Neste sentido, o que nos resta do mito? De que maneira autores como J. R. R. Tolkien, aclamado sobretudo pela trilogia O senhor dos anéis, poderia ousar criar uma mitologia, um mito? Em que instância a literatura pode resguardar esse sentido primeiro perdido?
Ora, o mito sobrevive na literatura na medida em que nos lança ao infinito; ou seja, nos coloca em face da verdade, pois a arte faz brotar a verdade. Não uma verdade operacional, que dita o certo e o errado, pois estes não passam de juízos de valor, predicados disponíveis à escolha. A arte cria memória e, deste modo, jamais deixamos de cantar às musas – a música. Em face da arte, esquecemo-nos do tempo, ou melhor, o experimentamos sem a clausura do relógio; o mito, então, sobrevive a instaurar espaço-tempo próprios, superando a temporalidade linear.
Muito se tem pesquisado a respeito das obras de Tolkien. O intuito é claro e, quase sempre, unânime: busca-se esmiuçar e mesmo mapear as fontes que proporcionaram a este autor escrever uma obra com tamanha profundidade mítico-poética. Isto porque, sabe-se, este professor inglês versado nos obscuros resquícios mitológicos da cultura pagã europeia, utilizou-se bastante dessas fontes para (re)criar sua mitologia própria.
Conjugada a toda sorte de narrativas míticas que ajudaram a compor a mitologia tolkieniana, uma apenas ergue-se como principal fonte de referência, permeando toda a obra. Eis o pensamento cristão, a permitir a possibilidade do uno: Eru Ilúvitar, o Único, que, a partir de sua vontade, cria e destrói tudo o que há dentro e fora de “Ea, o Mundo que É” (TOLKIEN, 2011b, p. 536).
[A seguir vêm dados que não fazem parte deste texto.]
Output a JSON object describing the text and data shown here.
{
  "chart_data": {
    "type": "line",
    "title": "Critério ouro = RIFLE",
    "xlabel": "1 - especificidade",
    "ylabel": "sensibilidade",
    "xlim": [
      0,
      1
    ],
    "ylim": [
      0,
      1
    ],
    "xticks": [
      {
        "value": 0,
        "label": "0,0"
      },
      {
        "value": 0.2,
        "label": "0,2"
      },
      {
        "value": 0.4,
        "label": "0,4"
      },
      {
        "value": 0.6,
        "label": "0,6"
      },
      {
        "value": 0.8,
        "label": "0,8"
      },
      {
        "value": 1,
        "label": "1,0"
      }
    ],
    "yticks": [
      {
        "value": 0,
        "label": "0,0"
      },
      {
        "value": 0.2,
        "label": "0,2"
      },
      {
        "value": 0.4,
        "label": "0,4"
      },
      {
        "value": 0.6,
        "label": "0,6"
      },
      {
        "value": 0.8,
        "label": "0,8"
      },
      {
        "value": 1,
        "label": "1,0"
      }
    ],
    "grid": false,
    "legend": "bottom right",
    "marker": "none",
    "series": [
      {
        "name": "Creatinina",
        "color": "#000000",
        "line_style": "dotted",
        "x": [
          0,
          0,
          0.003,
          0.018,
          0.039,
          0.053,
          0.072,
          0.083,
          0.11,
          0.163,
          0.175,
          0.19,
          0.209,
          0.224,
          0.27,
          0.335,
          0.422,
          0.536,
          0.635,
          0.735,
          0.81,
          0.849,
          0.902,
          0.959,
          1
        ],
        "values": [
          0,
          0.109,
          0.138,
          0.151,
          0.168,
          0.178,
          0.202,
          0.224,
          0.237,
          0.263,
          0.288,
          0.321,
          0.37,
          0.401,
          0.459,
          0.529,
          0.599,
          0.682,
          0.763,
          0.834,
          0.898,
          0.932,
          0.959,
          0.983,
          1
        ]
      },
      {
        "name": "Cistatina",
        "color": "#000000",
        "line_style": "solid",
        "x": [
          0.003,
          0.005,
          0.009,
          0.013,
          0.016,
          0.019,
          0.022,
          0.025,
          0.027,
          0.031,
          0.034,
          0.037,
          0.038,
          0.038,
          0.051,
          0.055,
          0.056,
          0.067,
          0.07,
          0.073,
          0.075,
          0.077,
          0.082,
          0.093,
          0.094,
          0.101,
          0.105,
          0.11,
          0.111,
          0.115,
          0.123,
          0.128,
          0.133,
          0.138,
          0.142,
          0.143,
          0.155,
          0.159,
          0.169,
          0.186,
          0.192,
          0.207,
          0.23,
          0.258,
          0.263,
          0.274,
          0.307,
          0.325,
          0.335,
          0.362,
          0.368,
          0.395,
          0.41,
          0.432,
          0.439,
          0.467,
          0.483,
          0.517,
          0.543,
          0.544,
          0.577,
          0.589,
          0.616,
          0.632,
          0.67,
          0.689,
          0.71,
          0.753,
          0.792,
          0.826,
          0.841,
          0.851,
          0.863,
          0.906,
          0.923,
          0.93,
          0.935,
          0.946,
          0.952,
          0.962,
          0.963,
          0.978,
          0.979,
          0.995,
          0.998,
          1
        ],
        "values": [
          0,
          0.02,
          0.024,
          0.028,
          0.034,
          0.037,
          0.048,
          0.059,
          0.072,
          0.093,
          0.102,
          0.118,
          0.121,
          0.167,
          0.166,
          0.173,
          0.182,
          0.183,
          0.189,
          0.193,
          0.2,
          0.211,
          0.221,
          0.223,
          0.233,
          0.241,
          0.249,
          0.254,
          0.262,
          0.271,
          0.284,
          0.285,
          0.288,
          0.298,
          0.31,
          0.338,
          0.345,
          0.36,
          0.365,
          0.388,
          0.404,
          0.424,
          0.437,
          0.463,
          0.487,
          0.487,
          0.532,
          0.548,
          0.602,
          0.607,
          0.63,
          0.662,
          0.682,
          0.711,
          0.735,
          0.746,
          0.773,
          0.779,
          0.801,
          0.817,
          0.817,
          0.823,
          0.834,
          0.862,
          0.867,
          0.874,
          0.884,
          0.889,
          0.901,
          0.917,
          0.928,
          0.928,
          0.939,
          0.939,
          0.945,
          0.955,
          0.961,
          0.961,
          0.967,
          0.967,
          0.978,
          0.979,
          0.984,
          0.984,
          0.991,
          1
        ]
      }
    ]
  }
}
A história do Ocidente é a história de ascensão do Um. Se antes os deuses eram plurais e regiam o mundo em suas potências, com todas as suas possibilidades de violência, destruição e criação, agora apenas um único, inimigo da alteridade, reina sobre o Céu e a Terra e, ciumento, exige que se reneguem os outros ao esquecimento.
Somente a partir deste deus uno, que divide o mundo sob a dualidade moralística entre os pecadores e os que serão salvos, separando o certo do errado e fundando uma dicotomia excludente, é que se poderia criar a base para a nossa sociedade métrica, que tenta adequar o real a uma medida: a sociedade que, espelhando-se neste deus, equaliza as diferenças para depois somá-las como iguais. Desta soma, os resultados provenientes devem ser os esperados; tudo o mais é erro.
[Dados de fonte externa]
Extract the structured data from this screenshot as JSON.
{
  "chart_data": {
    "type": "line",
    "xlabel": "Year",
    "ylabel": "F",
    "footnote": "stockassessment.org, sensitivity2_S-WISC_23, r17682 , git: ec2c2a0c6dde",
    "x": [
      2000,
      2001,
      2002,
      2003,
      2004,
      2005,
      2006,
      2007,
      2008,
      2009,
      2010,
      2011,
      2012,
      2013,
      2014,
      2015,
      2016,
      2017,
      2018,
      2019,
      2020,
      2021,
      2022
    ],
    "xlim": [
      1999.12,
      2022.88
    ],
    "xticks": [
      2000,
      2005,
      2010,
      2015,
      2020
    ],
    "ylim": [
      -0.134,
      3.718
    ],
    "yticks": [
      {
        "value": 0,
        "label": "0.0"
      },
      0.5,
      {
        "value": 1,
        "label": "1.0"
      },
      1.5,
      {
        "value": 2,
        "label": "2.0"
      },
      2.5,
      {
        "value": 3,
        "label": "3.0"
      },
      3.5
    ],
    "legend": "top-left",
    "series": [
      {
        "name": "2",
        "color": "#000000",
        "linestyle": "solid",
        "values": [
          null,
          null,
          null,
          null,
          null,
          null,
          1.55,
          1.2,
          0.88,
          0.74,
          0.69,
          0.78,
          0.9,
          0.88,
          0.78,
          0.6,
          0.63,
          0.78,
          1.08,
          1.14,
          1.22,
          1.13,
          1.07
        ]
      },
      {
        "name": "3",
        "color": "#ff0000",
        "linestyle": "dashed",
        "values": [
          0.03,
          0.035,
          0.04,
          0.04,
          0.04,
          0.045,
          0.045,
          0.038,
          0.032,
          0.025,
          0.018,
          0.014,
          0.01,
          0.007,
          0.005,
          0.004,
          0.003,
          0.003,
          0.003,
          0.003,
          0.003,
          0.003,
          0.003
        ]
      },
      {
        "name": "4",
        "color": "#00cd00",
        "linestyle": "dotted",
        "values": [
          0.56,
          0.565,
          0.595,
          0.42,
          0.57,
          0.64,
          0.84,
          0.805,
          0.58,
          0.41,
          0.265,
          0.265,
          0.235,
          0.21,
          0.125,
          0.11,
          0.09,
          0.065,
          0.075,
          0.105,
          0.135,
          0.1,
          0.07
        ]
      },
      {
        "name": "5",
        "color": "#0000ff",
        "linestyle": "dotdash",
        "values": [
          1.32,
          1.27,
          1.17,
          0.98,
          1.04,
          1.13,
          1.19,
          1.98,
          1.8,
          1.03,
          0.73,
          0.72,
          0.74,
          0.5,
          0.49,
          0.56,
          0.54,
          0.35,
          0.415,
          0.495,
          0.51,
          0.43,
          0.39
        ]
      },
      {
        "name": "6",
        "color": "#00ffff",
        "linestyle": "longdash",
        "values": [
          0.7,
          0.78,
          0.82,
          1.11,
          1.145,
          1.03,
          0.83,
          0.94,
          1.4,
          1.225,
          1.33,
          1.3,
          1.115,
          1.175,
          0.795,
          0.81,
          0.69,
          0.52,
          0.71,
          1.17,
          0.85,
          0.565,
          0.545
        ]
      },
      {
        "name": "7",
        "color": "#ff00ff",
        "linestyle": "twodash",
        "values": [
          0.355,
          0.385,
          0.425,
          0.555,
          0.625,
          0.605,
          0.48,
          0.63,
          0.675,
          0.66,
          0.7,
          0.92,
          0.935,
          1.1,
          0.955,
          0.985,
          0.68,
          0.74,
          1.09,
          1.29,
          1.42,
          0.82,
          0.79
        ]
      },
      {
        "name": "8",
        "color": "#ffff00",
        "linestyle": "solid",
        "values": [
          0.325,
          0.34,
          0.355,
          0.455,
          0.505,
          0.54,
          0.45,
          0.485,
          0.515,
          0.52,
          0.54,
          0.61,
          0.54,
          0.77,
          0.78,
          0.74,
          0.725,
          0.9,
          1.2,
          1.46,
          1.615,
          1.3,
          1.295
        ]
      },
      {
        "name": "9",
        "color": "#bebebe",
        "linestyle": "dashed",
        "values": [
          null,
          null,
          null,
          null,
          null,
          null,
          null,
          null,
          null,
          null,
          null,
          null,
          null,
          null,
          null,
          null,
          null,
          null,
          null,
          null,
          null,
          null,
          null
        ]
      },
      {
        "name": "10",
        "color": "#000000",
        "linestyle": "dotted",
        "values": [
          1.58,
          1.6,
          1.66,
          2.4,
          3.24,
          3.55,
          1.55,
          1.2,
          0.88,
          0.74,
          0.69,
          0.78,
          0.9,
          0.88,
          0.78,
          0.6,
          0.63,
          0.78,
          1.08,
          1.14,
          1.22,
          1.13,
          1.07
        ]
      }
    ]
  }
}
Para tanto, deve-se atentar, não mais se lida com o ser, pois este sempre se dá como movimento e é impossível de ser apreendido numa medida. Lida-se com a abstração do ser, sua ideia, um ideal. Este também foi o percurso do deus único; ele se apartou do convívio dos homens, e tira a sorte do mundo num espaço alhures. Assim, não mais apontamos à copa das árvores e dizemos: Vede, eis deus. Não mais percebemos sua vontade a sussurrar nos ventos. Não mais ouvimos o que ele nos tem a dizer. Antes, nós o lemos. E que caminhos possíveis restam ao divino quando ele se mostra engessado apenas na escrita? O caminho das regras, pois está dito e não pode ser mudado. Faça isto e não faça aquilo, do contrário, deverá receber a implacável justiça divina e cruzar as fronteiras da expiação.
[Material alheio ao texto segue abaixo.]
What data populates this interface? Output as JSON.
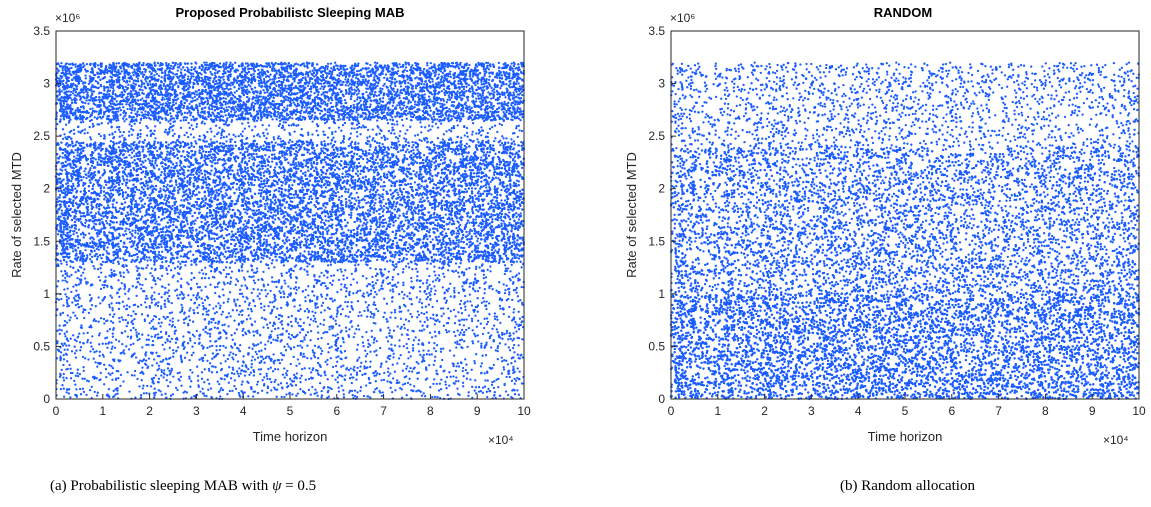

Dizemos, como num mantra sobre o qual não há questão: deus é bom, deus é belo, deus é o bem. Tudo o que sobra não é deus. É, antes, seu antagônico, aquele que é externo a ele e que não o habita, donde provêm todos os males. Se lançarmos um olhar atento sobre o mundo, torna-se tão fácil dizer que deus se mostra como potência primeva tanto quanto dizer o contrário, que é o mal que assola o mundo aquilo que o conduz. Pois ambos oferecem ao real suas possibilidades de realização; ambos estão no real como possibilidade de realização, basta que afinemos o olhar a um e ao outro, partículas indivisíveis do mesmo.
O movimento de Tolkien assemelha-se ao movimento grego. Este seria, com Platão, o alicerce para construção do cristianismo, uma vez que funda seu projeto com base na tentativa de cancelar a concretude do concreto, ou seja, retirar a aparência, ficando apenas com a essência. Tivemos, então, na cultura grega, uma cisão (BRANDÃO, 2009). Em nome do lógos, da razão, o mito foi sendo criticado e tornado ficção.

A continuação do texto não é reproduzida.